The axis and brush functions in D3 suffer from the same problem that d3-selection does in that they reach into the DOM and create elements themselves. That means they’re harder to integrate into an application that’s using Vue or React to manage the DOM.

Some functionality, like the canvas-to-SVG of d3-path, can be useful in some corner cases, but the real value of learning D3 comes from learning the different visualization methods, like hulls, contours, voronoi polygons and chord diagrams. Understanding how they take different forms of data and derive drawing instructions can help you to understand how data can be transformed for your applications and how those transformations interplay.

THE GEO PARTS

While definitely a part of the data visualization area of D3, d3-geo is likely too specific and not as easily integrated across different design cases as the broader data visualization pieces. Its popularity is well justified as D3 has become something of a playground for neogeographers experimenting with cartograms, raster reprojection and other geographic geekery.

It consists of a million projections, an entire projection streaming system, functions for translating GeoJSON to paths, finding centroids and bounding boxes (use d3-polygon if you want this for generic geometries). A lot of spherical math and spherical shapes and steradians.

D3 lets you make simple choropleth maps easily but with a high learning curve if you’re not a GIS professional or a map nerd. Given the innovations happening in the WebGL mapping space, if you’re looking to make maps you might want to first explore kepler.gl or Mapbox.

Why this matters

People have a hard time learning D3. If you’re expected to learn the DOM manipulation part first it can be a barrier especially when you’re working on a project where that’s already being handled. The point of learning D3 is to learn how to create data visualization products, and that’s really just part of the library that you can focus on instead of the supplemental functionality.

It limits the combinatorial quality of D3 if people think of it as a self-contained ecosystem. Data visualization and charts are about mapping data attributes to visual features.
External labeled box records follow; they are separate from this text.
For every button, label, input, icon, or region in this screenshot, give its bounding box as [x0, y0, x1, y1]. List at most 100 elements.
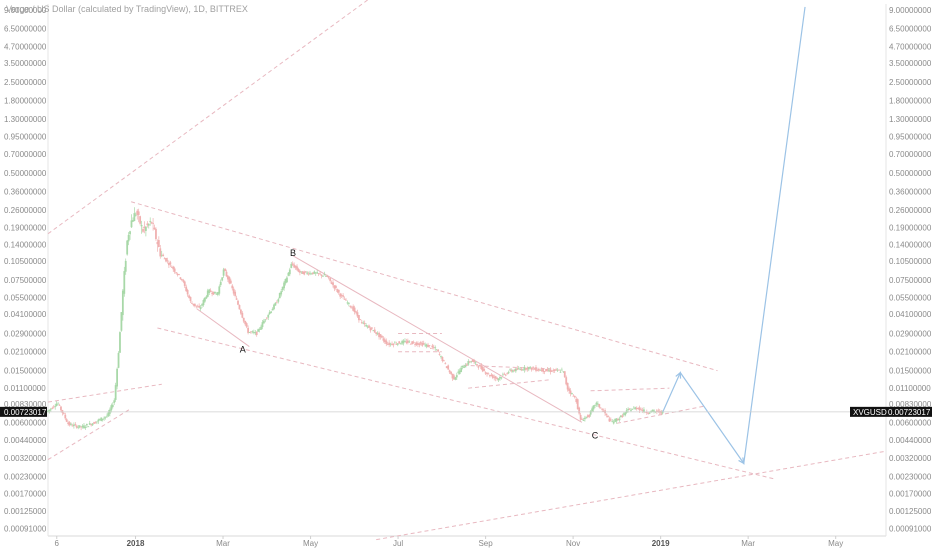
candle-body [244, 320, 247, 325]
candle-body [353, 307, 356, 312]
candle-body [162, 254, 165, 257]
candle-body [552, 370, 555, 371]
candle-body [467, 361, 470, 365]
candle-body [386, 343, 389, 345]
wave-labels: B A C [240, 248, 599, 441]
candle-body [372, 330, 375, 332]
candle-body [64, 414, 67, 419]
candle-body [229, 280, 232, 284]
candle-body [530, 367, 533, 370]
y-tick-label-left: 1.80000000 [4, 97, 47, 106]
candle-body [533, 368, 536, 370]
candle-body [355, 311, 357, 313]
candle-body [605, 413, 608, 415]
candle-body [630, 410, 632, 412]
candle-body [160, 254, 163, 256]
last-price-line: 0.00723017 XVGUSD 0.00723017 [0, 406, 932, 417]
candle-body [172, 266, 175, 270]
y-tick-label-left: 0.00320000 [4, 454, 47, 463]
candle-body [572, 395, 575, 397]
candle-body [252, 332, 255, 333]
wave-label-a: A [240, 344, 246, 354]
candle-body [313, 271, 316, 274]
candle-body [360, 321, 363, 323]
y-tick-label-right: 9.00000000 [889, 6, 932, 15]
candle-body [381, 335, 383, 338]
candle-body [493, 376, 496, 378]
candle-body [645, 411, 648, 414]
candle-body [288, 269, 291, 275]
candle-body [191, 302, 193, 304]
candle-body [609, 419, 612, 421]
candle-body [84, 427, 87, 429]
candle-body [535, 367, 537, 371]
candle-body [496, 378, 499, 380]
candle-body [345, 299, 347, 301]
x-tick-label: Nov [566, 539, 580, 548]
candle-body [129, 231, 131, 235]
x-tick-label: May [303, 539, 318, 548]
candle-body [57, 403, 59, 405]
candle-body [267, 314, 270, 318]
candle-body [206, 290, 209, 297]
candle-body [156, 241, 159, 245]
candle-body [550, 371, 553, 372]
candle-body [569, 390, 572, 394]
candle-body [370, 327, 373, 329]
candle-body [494, 376, 497, 379]
candle-body [90, 424, 93, 426]
candle-body [382, 338, 385, 341]
candle-body [359, 319, 362, 321]
y-tick-label-right: 3.50000000 [889, 59, 932, 68]
candle-body [134, 214, 137, 216]
candle-body [114, 385, 117, 400]
candle-body [497, 378, 500, 381]
candle-body [176, 273, 179, 275]
y-tick-label-left: 0.02100000 [4, 348, 47, 357]
candle-body [598, 404, 601, 408]
candle-body [170, 266, 173, 268]
candle-body [237, 300, 239, 305]
candle-body [228, 277, 231, 284]
candle-body [281, 286, 284, 290]
candle-body [277, 299, 280, 302]
candle-body [140, 224, 143, 227]
trend-channel-lines [47, 0, 887, 541]
candle-body [468, 361, 471, 363]
trend-line [376, 450, 887, 541]
y-tick-label-right: 0.36000000 [889, 187, 932, 196]
candle-body [60, 406, 62, 411]
chart-title: Verge / US Dollar (calculated by Trading… [6, 4, 248, 14]
candle-body [441, 357, 444, 361]
candle-body [185, 286, 188, 292]
candle-body [349, 305, 352, 307]
candle-body [342, 295, 344, 297]
candle-body [126, 240, 129, 255]
candle-body [421, 342, 424, 346]
candle-body [432, 347, 435, 349]
y-tick-label-right: 0.04100000 [889, 310, 932, 319]
candle-body [248, 332, 251, 333]
candle-body [471, 359, 474, 362]
candle-body [155, 229, 157, 240]
candle-body [97, 419, 100, 422]
candle-body [142, 229, 144, 232]
candle-body [333, 285, 336, 289]
candle-body [127, 235, 130, 242]
candle-body [592, 405, 595, 410]
candle-body [525, 368, 527, 370]
candle-body [596, 403, 599, 405]
candle-body [146, 223, 149, 226]
candle-body [255, 331, 258, 336]
candle-body [169, 262, 172, 265]
candle-body [516, 368, 519, 370]
y-tick-label-right: 0.02900000 [889, 330, 932, 339]
candle-body [540, 369, 543, 371]
candle-body [638, 407, 641, 411]
y-tick-label-right: 0.00440000 [889, 436, 932, 445]
candle-body [232, 288, 235, 294]
candle-body [657, 410, 660, 412]
y-tick-label-left: 0.01100000 [4, 384, 46, 393]
candle-body [297, 268, 300, 272]
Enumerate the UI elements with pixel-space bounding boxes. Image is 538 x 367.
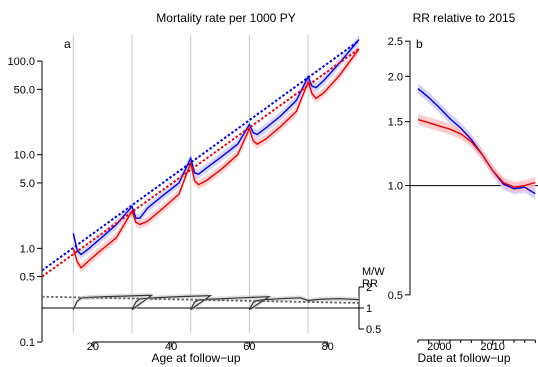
panel-a-y-tick-label: 0.5 — [20, 272, 35, 284]
inset-label-top: M/W — [362, 266, 385, 278]
panel-a-y-tick-label: 50.0 — [14, 84, 35, 96]
panel-a-x-tick-label: 80 — [322, 341, 334, 353]
panel-a-y-tick-label: 0.1 — [20, 337, 35, 349]
panel-a-y-tick-label: 10.0 — [14, 150, 35, 162]
panel-a-x-tick-label: 60 — [243, 341, 255, 353]
inset-series-solid — [72, 294, 360, 311]
panel-b-y-tick-label: 1.5 — [388, 117, 403, 129]
blue-series-solid — [72, 39, 360, 256]
inset-confidence-band — [73, 293, 360, 312]
blue-rr-series — [417, 88, 536, 195]
panel-b-y-tick-label: 2.5 — [388, 36, 403, 48]
panel-a-x-tick-label: 40 — [165, 341, 177, 353]
inset-rr-tick-label: 0.5 — [366, 324, 381, 336]
panel-b-x-axis-label: Date at follow−up — [417, 351, 510, 365]
panel-b-x-tick-label: 2010 — [480, 341, 504, 353]
inset-label-bottom: RR — [362, 278, 378, 290]
red-series-dotted — [41, 48, 360, 278]
panel-b-y-tick-label: 0.5 — [388, 290, 403, 302]
blue-series-dotted — [41, 39, 360, 272]
red-rr-series — [417, 118, 536, 188]
inset-rr-tick-label: 1 — [366, 303, 372, 315]
panel-a-y-tick-label: 100.0 — [7, 56, 35, 68]
panel-a: Mortality rate per 1000 PY a Age at foll… — [7, 11, 385, 365]
panel-a-x-tick-label: 20 — [87, 341, 99, 353]
panel-b-letter: b — [416, 37, 423, 51]
panel-a-x-axis-label: Age at follow−up — [151, 351, 240, 365]
panel-b-y-tick-label: 2.0 — [388, 71, 403, 83]
panel-a-letter: a — [64, 37, 71, 51]
panel-a-y-tick-label: 1.0 — [20, 243, 35, 255]
panel-b-confidence-band — [418, 83, 536, 200]
panel-b-y-tick-label: 1.0 — [388, 181, 403, 193]
inset-series-dotted — [41, 295, 360, 304]
panel-b-title: RR relative to 2015 — [413, 11, 516, 25]
panel-b-confidence-band — [418, 114, 536, 193]
panel-b-x-tick-label: 2000 — [427, 341, 451, 353]
panel-a-y-tick-label: 5.0 — [20, 178, 35, 190]
panel-a-title: Mortality rate per 1000 PY — [156, 11, 295, 25]
panel-b: RR relative to 2015 b Date at follow−up … — [388, 11, 538, 365]
inset-rr-tick-label: 2 — [366, 282, 372, 294]
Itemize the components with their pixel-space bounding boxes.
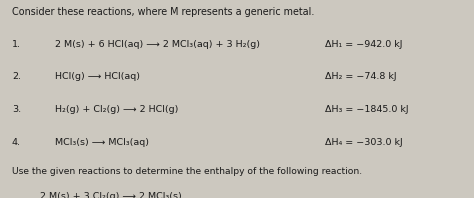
Text: H₂(g) + Cl₂(g) ⟶ 2 HCl(g): H₂(g) + Cl₂(g) ⟶ 2 HCl(g) [55, 105, 178, 114]
Text: ΔH₂ = −74.8 kJ: ΔH₂ = −74.8 kJ [325, 72, 396, 81]
Text: ΔH₄ = −303.0 kJ: ΔH₄ = −303.0 kJ [325, 138, 402, 147]
Text: 2 M(s) + 3 Cl₂(g) ⟶ 2 MCl₃(s): 2 M(s) + 3 Cl₂(g) ⟶ 2 MCl₃(s) [40, 192, 182, 198]
Text: HCl(g) ⟶ HCl(aq): HCl(g) ⟶ HCl(aq) [55, 72, 139, 81]
Text: MCl₃(s) ⟶ MCl₃(aq): MCl₃(s) ⟶ MCl₃(aq) [55, 138, 148, 147]
Text: Use the given reactions to determine the enthalpy of the following reaction.: Use the given reactions to determine the… [12, 167, 362, 176]
Text: 3.: 3. [12, 105, 21, 114]
Text: ΔH₁ = −942.0 kJ: ΔH₁ = −942.0 kJ [325, 40, 402, 49]
Text: 2.: 2. [12, 72, 21, 81]
Text: 2 M(s) + 6 HCl(aq) ⟶ 2 MCl₃(aq) + 3 H₂(g): 2 M(s) + 6 HCl(aq) ⟶ 2 MCl₃(aq) + 3 H₂(g… [55, 40, 259, 49]
Text: 4.: 4. [12, 138, 21, 147]
Text: Consider these reactions, where M represents a generic metal.: Consider these reactions, where M repres… [12, 7, 314, 17]
Text: 1.: 1. [12, 40, 21, 49]
Text: ΔH₃ = −1845.0 kJ: ΔH₃ = −1845.0 kJ [325, 105, 408, 114]
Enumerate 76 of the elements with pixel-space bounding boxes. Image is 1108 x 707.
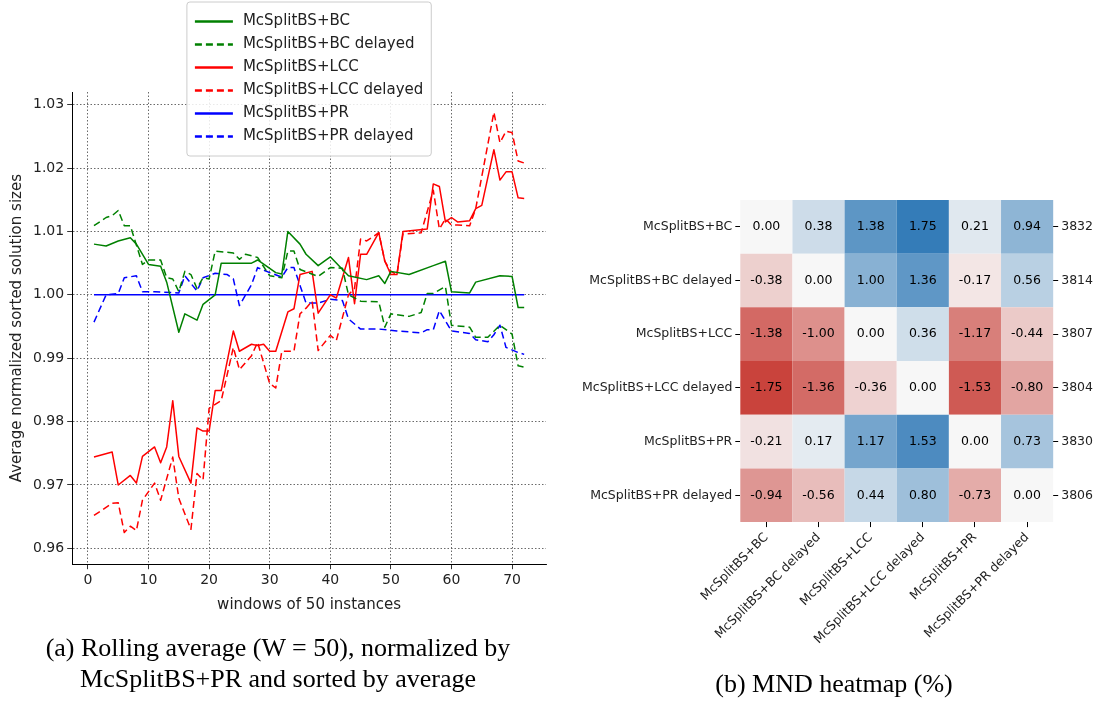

That should be the focus of anyone trying to learn a library that does data visualization, not DOM management. There are lots of tools for managing the DOM and all of them can integrate the data visualization functions in D3, which will only increase the amount of sophisticated data visualization being done.

You might find using D3 for everything to be particularly suitable for your practice. That’s great! You should buy my book, since it explains how to use all those bits. But I’ve found that this is often not the case with people coming to learn D3 and as a result the data visualization community loses out on contributions from developers who really just wanted to do data visualization. For them, I hope I’ve done a decent job of defining where they should look and what they should focus on when it comes to learning D3.

For those who have already mastered D3, I hope this has helped describe just how complex and eclectic and opinionated the library can appear to outsiders (And I didn’t even get into all the function chaining…). Let’s not assume that the way we learned or use D3 is the only way to do it, even if that means evolving our practice.